Tamu Alpha - Book cover

Tamu Alpha

Michelle Torlot

Interogasi

GEORGIE

Ketika penjaga membuka pintu dan mendorongku ke dalam, aku terkejut menemukan bahwa ruangan itu kosong. Ya, tidak ada manusia serigala lainnya.

Ruangan itu hanya memiliki sebuah meja dengan kursi di setiap sisinya. Semuanya terbuat dari logam. Mudah untuk menghapus darah, menurutku.

Penjaga itu mendorongku ke salah satu kursi. Aku merengut kepadanya, tidak mengatakan apa-apa. Dia sudah menunjukkan bahwa dia tidak ragu-ragu menggunakan kekuatan fisiknya jika sikapku kelewatan.

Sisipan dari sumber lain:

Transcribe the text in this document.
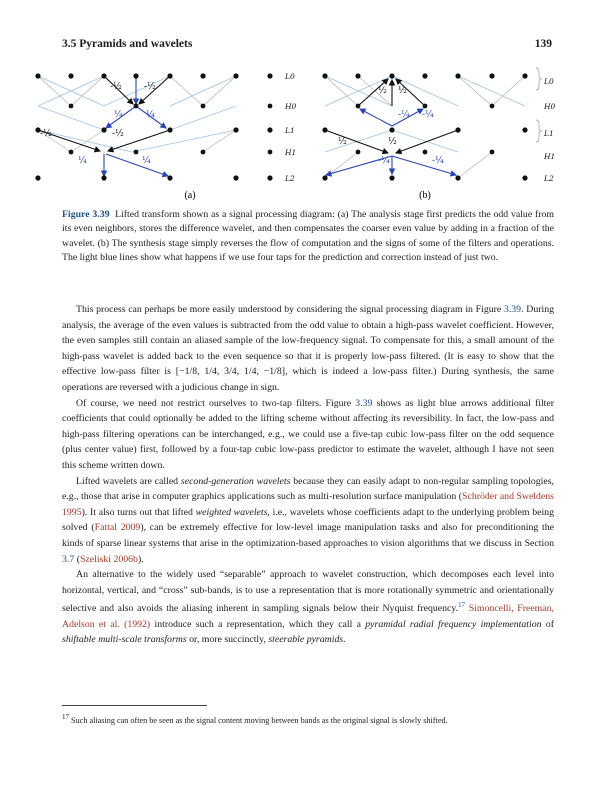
3.5 Pyramids and wavelets	139
-½ -½
¼	¼
-½	-½
¼	¼
L0
H0
L1
H1
L2
(a)
½ ½
-¼ -¼
½	½
-¼	-¼
L0
H0
L1
H1
L2
(b)
Figure 3.39 Lifted transform shown as a signal processing diagram: (a) The analysis stage first predicts the odd value from its even neighbors, stores the difference wavelet, and then compensates the coarser even value by adding in a fraction of the wavelet. (b) The synthesis stage simply reverses the flow of computation and the signs of some of the filters and operations. The light blue lines show what happens if we use four taps for the prediction and correction instead of just two.

This process can perhaps be more easily understood by considering the signal processing diagram in Figure 3.39. During analysis, the average of the even values is subtracted from the odd value to obtain a high-pass wavelet coefficient. However, the even samples still contain an aliased sample of the low-frequency signal. To compensate for this, a small amount of the high-pass wavelet is added back to the even sequence so that it is properly low-pass filtered. (It is easy to show that the effective low-pass filter is [−1/8, 1/4, 3/4, 1/4, −1/8], which is indeed a low-pass filter.) During synthesis, the same operations are reversed with a judicious change in sign.

Of course, we need not restrict ourselves to two-tap filters. Figure 3.39 shows as light blue arrows additional filter coefficients that could optionally be added to the lifting scheme without affecting its reversibility. In fact, the low-pass and high-pass filtering operations can be interchanged, e.g., we could use a five-tap cubic low-pass filter on the odd sequence (plus center value) first, followed by a four-tap cubic low-pass predictor to estimate the wavelet, although I have not seen this scheme written down.

Lifted wavelets are called second-generation wavelets because they can easily adapt to non-regular sampling topologies, e.g., those that arise in computer graphics applications such as multi-resolution surface manipulation (Schröder and Sweldens 1995). It also turns out that lifted weighted wavelets, i.e., wavelets whose coefficients adapt to the underlying problem being solved (Fattal 2009), can be extremely effective for low-level image manipulation tasks and also for preconditioning the kinds of sparse linear systems that arise in the optimization-based approaches to vision algorithms that we discuss in Section 3.7 (Szeliski 2006b).

An alternative to the widely used “separable” approach to wavelet construction, which decomposes each level into horizontal, vertical, and “cross” sub-bands, is to use a representation that is more rotationally symmetric and orientationally selective and also avoids the aliasing inherent in sampling signals below their Nyquist frequency.$^{17}$ Simoncelli, Freeman, Adelson et al. (1992) introduce such a representation, which they call a pyramidal radial frequency implementation of shiftable multi-scale transforms or, more succinctly, steerable pyramids.

$^{17}$ Such aliasing can often be seen as the signal content moving between bands as the original signal is slowly shifted.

Begitu aku duduk, dia pergi ke belakang kursi. Aku tidak bisa melihat apa yang dia lakukan, tetapi ketika mendengar bunyi klik, aku sadar bahwa dia telah memasang borgol ke bagian belakang kursi.

Kemudian, dia pergi dan berdiri di samping pintu, seperti penjaga pada umumnya.

Aku menghela napas. Aku yakin bahwa ini adalah taktik untuk menakutiku dan membuatku gugup. Mungkin saja itu akan berhasil juga, tapi jujur ​​saja, aku benar-benar tidak peduli.

Satu-satunya harapanku adalah kematian yang cepat atau dikembalikan ke sel. Aku tidak punya uang dan makanan, hanya punya pakaian yang sedang aku kenakan.

Jika mereka memutuskan untuk membiarkanku pergi, mungkin aku akan berakhir mati atau terjebak di blok penjara busuk lain. Seorang gelandangan berusia 18 tahun tidak berpendidikan sangat tidak bisa dipekerjakan.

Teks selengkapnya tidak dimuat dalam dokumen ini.